Anand Deodhar: Every AI initiative meets roadblocks—and we had our share too. The major ones?
- Data Silos: built standardized ETL pipelines with tagging, so data stays clean and consistent.
- Skill Gaps: invested in reskilling, brought in vendor support, and created cross-functional squads.
- Trust & Governance: From the start, embedded explainability and compliance checks to win stakeholder confidence.
Having said this , I never treat these as obstacles, we treated them as part of the journey toward enterprise-grade AI.
CIO&Leader: How are you preparing your workforce for scaled AI adoption, and what organizational shifts have been required?
Anand Deodhar: Technology can only go so far people make or break transformation.
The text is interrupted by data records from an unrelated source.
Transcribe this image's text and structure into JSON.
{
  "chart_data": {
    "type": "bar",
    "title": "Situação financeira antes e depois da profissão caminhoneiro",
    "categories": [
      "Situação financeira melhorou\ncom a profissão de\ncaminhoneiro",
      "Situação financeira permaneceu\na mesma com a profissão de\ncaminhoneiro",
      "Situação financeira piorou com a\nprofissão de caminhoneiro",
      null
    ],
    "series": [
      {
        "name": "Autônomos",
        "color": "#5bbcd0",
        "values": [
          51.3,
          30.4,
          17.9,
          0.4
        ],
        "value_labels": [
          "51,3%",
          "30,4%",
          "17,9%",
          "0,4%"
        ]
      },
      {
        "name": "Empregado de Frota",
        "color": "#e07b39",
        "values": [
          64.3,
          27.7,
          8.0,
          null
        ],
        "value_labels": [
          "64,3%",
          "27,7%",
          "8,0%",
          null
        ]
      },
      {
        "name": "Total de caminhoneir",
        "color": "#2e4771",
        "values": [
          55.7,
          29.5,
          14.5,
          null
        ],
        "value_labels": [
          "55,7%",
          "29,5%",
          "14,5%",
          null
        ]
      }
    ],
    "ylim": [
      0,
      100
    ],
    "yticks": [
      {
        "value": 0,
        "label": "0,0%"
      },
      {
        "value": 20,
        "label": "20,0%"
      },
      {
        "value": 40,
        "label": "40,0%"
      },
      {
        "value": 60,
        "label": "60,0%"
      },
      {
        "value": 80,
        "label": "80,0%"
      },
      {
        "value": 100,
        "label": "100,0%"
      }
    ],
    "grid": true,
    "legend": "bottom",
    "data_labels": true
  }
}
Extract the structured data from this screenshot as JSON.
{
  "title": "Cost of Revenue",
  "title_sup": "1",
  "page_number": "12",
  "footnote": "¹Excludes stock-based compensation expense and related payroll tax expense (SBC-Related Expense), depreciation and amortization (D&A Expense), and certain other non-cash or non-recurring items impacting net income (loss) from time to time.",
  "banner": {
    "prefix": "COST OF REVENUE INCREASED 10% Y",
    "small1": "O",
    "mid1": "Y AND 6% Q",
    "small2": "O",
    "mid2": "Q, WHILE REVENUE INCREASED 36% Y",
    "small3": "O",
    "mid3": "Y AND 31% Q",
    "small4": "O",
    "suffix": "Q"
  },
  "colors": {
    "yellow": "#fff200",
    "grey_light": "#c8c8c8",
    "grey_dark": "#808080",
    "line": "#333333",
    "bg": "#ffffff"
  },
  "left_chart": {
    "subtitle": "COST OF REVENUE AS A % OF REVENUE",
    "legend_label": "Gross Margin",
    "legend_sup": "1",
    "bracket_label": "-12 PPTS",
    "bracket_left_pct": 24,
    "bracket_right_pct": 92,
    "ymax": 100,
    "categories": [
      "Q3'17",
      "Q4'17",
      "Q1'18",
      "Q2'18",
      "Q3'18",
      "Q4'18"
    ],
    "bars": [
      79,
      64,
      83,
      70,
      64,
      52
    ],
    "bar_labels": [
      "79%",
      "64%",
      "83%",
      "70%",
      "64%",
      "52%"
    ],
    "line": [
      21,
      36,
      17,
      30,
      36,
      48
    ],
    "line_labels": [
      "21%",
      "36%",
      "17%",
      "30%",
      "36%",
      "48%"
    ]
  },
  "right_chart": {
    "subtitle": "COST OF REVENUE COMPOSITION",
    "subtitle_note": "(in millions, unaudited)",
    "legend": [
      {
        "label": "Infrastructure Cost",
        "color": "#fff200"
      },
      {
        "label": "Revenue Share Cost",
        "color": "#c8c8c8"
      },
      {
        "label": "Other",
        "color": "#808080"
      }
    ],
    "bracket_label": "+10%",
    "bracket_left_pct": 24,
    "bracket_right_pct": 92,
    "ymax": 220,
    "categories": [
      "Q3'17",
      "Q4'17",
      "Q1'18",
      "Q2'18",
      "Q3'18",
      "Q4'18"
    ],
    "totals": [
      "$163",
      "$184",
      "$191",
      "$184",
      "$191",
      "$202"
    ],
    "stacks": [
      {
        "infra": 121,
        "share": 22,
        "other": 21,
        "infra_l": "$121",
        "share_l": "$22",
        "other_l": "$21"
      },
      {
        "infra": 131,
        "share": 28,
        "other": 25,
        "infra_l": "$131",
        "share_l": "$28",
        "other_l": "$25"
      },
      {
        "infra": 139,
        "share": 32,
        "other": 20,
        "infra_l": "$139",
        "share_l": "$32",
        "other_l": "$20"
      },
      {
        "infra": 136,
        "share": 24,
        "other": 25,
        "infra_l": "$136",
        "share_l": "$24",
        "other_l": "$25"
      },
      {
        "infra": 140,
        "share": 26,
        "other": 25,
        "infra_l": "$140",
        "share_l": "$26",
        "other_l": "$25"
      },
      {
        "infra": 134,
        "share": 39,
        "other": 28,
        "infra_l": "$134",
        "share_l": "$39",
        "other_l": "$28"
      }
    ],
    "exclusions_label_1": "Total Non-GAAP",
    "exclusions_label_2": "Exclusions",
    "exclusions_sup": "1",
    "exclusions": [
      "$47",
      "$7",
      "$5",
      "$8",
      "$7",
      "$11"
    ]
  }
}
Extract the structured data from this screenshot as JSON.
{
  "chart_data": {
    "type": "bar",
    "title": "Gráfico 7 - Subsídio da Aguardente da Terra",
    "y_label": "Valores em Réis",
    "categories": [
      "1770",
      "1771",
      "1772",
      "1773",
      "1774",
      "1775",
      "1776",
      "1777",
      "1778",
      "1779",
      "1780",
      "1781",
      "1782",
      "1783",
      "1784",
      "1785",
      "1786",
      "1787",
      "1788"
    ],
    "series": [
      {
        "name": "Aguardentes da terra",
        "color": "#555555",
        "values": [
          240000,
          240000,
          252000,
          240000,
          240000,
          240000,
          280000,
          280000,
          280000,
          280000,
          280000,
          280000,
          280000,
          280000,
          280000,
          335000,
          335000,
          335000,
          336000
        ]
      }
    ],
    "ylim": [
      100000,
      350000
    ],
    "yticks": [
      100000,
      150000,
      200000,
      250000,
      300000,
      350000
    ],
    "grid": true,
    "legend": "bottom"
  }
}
That’s why My plan is:
- To deliver 2,000+ hours of AI/ML training across functions.
- Appoint an AI Champions in each plant practitioners who bridge IT and operations.
- Make AI performance reviews part of our monthly production meetings.
This approach has shifted AI from being “someone else’s project” to something everyone owns.
CIO&Leader: Looking ahead, what does your AI roadmap over the next 12–18 months look like — especially in terms of GenAI or foundation model deployments?
Anand Deodhar: Looking ahead, most of the mfg AI roadmap is focused on scaling further and tapping into GenAI:
- GenAI Assistants: To help technicians quickly access SOPs, logs, and manuals.
- Digital Twins: for real-time simulation and production line optimization.
- GenAI in Supply Chain: To improve planning precision and reduce supplier risk.
- LLM Governance Frameworks: Ensuring responsible and secure GenAI usage.
- ERP/MES Integration via APIs: embedding AI deeper into workflows, targeting a boost in line-level productivity.